PAPSS integration. The Pan-African Payment and Settlement System's transaction packets are documented. We are building the apg-papss package. No African developer should have to read a 200-page spec PDF and implement their own PAPSS client. They should install a package.

Digital shilling readiness. The Central Bank of Kenya has not committed to a CBDC launch timeline, but the design consultations are ongoing. When the CBK moves forward with a digital shilling, there will be an apg-digital-shilling package ready on day one. We are building the integration layer now against the published design specifications so that the community response to a launch is measured in hours, not weeks.

CBHIS billing for healthcare providers. The Community-Based Health Insurance Scheme billing API is the integration that every Kenyan clinic, pharmacy, and hospital running SHIF claims needs to implement. It is currently a custom integration job for every provider. It should be a package. We are building it.

The goal across all of this is the same: no Kenyan developer should ever have to reverse-engineer a regulatory API from a PDF document again. The first person who does that work, documents it in code, and publishes it under MIT has eliminated that cost for everyone who comes after them. We want to be that first person for the integrations that matter most, and we want the community to be that first person for the ones we have not gotten to yet.

Why Open Source

The argument for keeping APG proprietary was real. We could have built a subscription API layer around these packages, charged per-API-call for payroll calculations, and built a business around the compliance knowledge. Some companies have done exactly that in this space.

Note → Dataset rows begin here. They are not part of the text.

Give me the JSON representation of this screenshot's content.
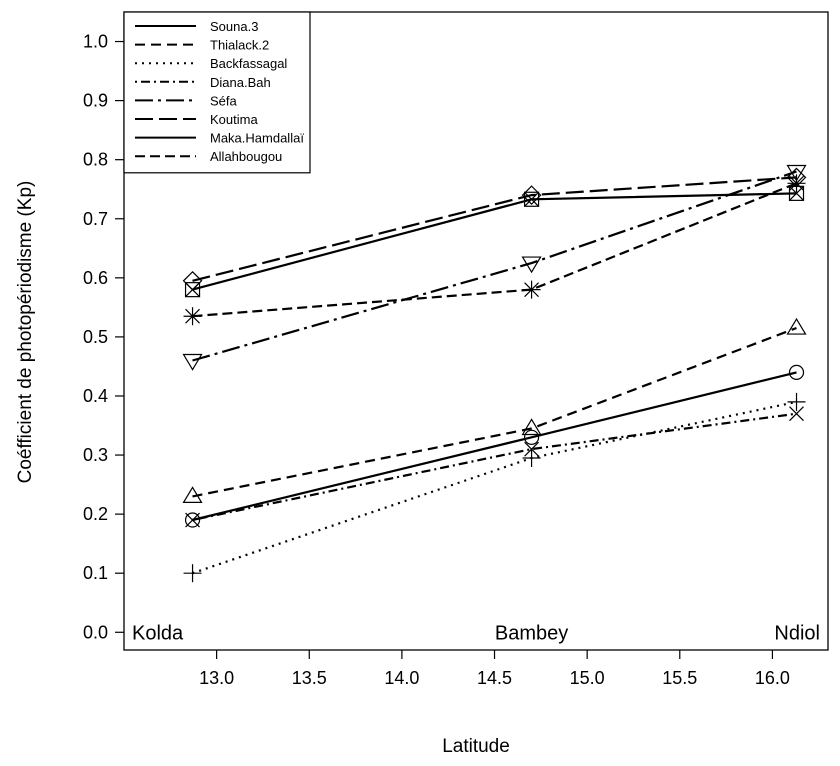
{
  "chart_data": {
    "type": "line",
    "xlabel": "Latitude",
    "ylabel": "Coéfficient de photopériodisme (Kp)",
    "xlim": [
      12.5,
      16.3
    ],
    "ylim": [
      -0.03,
      1.05
    ],
    "xticks": [
      "13.0",
      "13.5",
      "14.0",
      "14.5",
      "15.0",
      "15.5",
      "16.0"
    ],
    "yticks": [
      "0.0",
      "0.1",
      "0.2",
      "0.3",
      "0.4",
      "0.5",
      "0.6",
      "0.7",
      "0.8",
      "0.9",
      "1.0"
    ],
    "x": [
      12.87,
      14.7,
      16.13
    ],
    "legend_position": "top-left",
    "annotations": [
      {
        "text": "Kolda",
        "x": 12.87,
        "y": 0.0
      },
      {
        "text": "Bambey",
        "x": 14.7,
        "y": 0.0
      },
      {
        "text": "Ndiol",
        "x": 16.13,
        "y": 0.0
      }
    ],
    "series": [
      {
        "name": "Souna.3",
        "values": [
          0.19,
          0.33,
          0.44
        ],
        "dash": "",
        "marker": "circle"
      },
      {
        "name": "Thialack.2",
        "values": [
          0.23,
          0.345,
          0.515
        ],
        "dash": "10 6",
        "marker": "triangle-up"
      },
      {
        "name": "Backfassagal",
        "values": [
          0.1,
          0.295,
          0.39
        ],
        "dash": "2 5",
        "marker": "plus"
      },
      {
        "name": "Diana.Bah",
        "values": [
          0.19,
          0.31,
          0.37
        ],
        "dash": "2 4 9 4",
        "marker": "x"
      },
      {
        "name": "Séfa",
        "values": [
          0.46,
          0.625,
          0.78
        ],
        "dash": "18 5 3 5",
        "marker": "triangle-down"
      },
      {
        "name": "Koutima",
        "values": [
          0.595,
          0.74,
          0.77
        ],
        "dash": "18 6",
        "marker": "diamond"
      },
      {
        "name": "Maka.Hamdallaï",
        "values": [
          0.58,
          0.733,
          0.743
        ],
        "dash": "",
        "marker": "square-x"
      },
      {
        "name": "Allahbougou",
        "values": [
          0.535,
          0.58,
          0.76
        ],
        "dash": "10 5",
        "marker": "asterisk"
      }
    ]
  }
}
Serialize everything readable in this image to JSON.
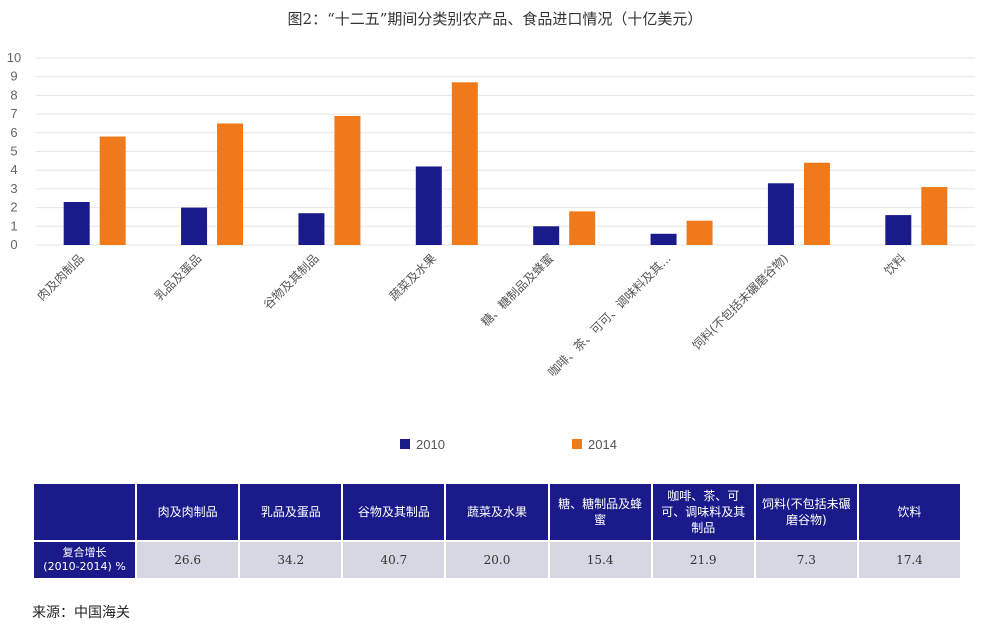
{
  "title": "图2：“十二五”期间分类别农产品、食品进口情况（十亿美元）",
  "chart_data": {
    "type": "bar",
    "title": "图2：“十二五”期间分类别农产品、食品进口情况（十亿美元）",
    "categories": [
      "肉及肉制品",
      "乳品及蛋品",
      "谷物及其制品",
      "蔬菜及水果",
      "糖、糖制品及蜂蜜",
      "咖啡、茶、可可、调味料及其...",
      "饲料(不包括未碾磨谷物)",
      "饮料"
    ],
    "series": [
      {
        "name": "2010",
        "color": "#1a1a8a",
        "values": [
          2.3,
          2.0,
          1.7,
          4.2,
          1.0,
          0.6,
          3.3,
          1.6
        ]
      },
      {
        "name": "2014",
        "color": "#f07a1a",
        "values": [
          5.8,
          6.5,
          6.9,
          8.7,
          1.8,
          1.3,
          4.4,
          3.1
        ]
      }
    ],
    "ylim": [
      0,
      10
    ],
    "yticks": [
      "0",
      "1",
      "2",
      "3",
      "4",
      "5",
      "6",
      "7",
      "8",
      "9",
      "10"
    ],
    "xlabel": "",
    "ylabel": "",
    "grid": true,
    "legend": "bottom-center"
  },
  "table": {
    "headers": [
      "肉及肉制品",
      "乳品及蛋品",
      "谷物及其制品",
      "蔬菜及水果",
      "糖、糖制品及蜂蜜",
      "咖啡、茶、可可、调味料及其制品",
      "饲料(不包括未碾磨谷物)",
      "饮料"
    ],
    "row_label_line1": "复合增长",
    "row_label_line2": "(2010-2014) %",
    "values": [
      "26.6",
      "34.2",
      "40.7",
      "20.0",
      "15.4",
      "21.9",
      "7.3",
      "17.4"
    ]
  },
  "source": "来源：中国海关"
}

We chose not to for a reason that is partly pragmatic and partly principled. The pragmatic reason: proprietary compliance packages rot. Regulatory tables change. If our incentive is to charge for updates, we are fine. If our incentive is to be a credible infrastructure company for African software, being the company whose payroll package has the wrong NHIF rates six months after a reform is not a good look. Open source creates pressure to keep the package correct that proprietary models do not.

The principled reason: African developers have been paying a tax for twenty years in the form of having to implement the same integrations from scratch, over and over, because no shared infrastructure existed. APG is an attempt to stop paying that tax. You do not stop paying a collective tax by privatizing the solution to it.

The package is on GitHub. The license is MIT. Pull requests are open. If your payroll is wrong because our package is wrong, send the fix; we will ship it.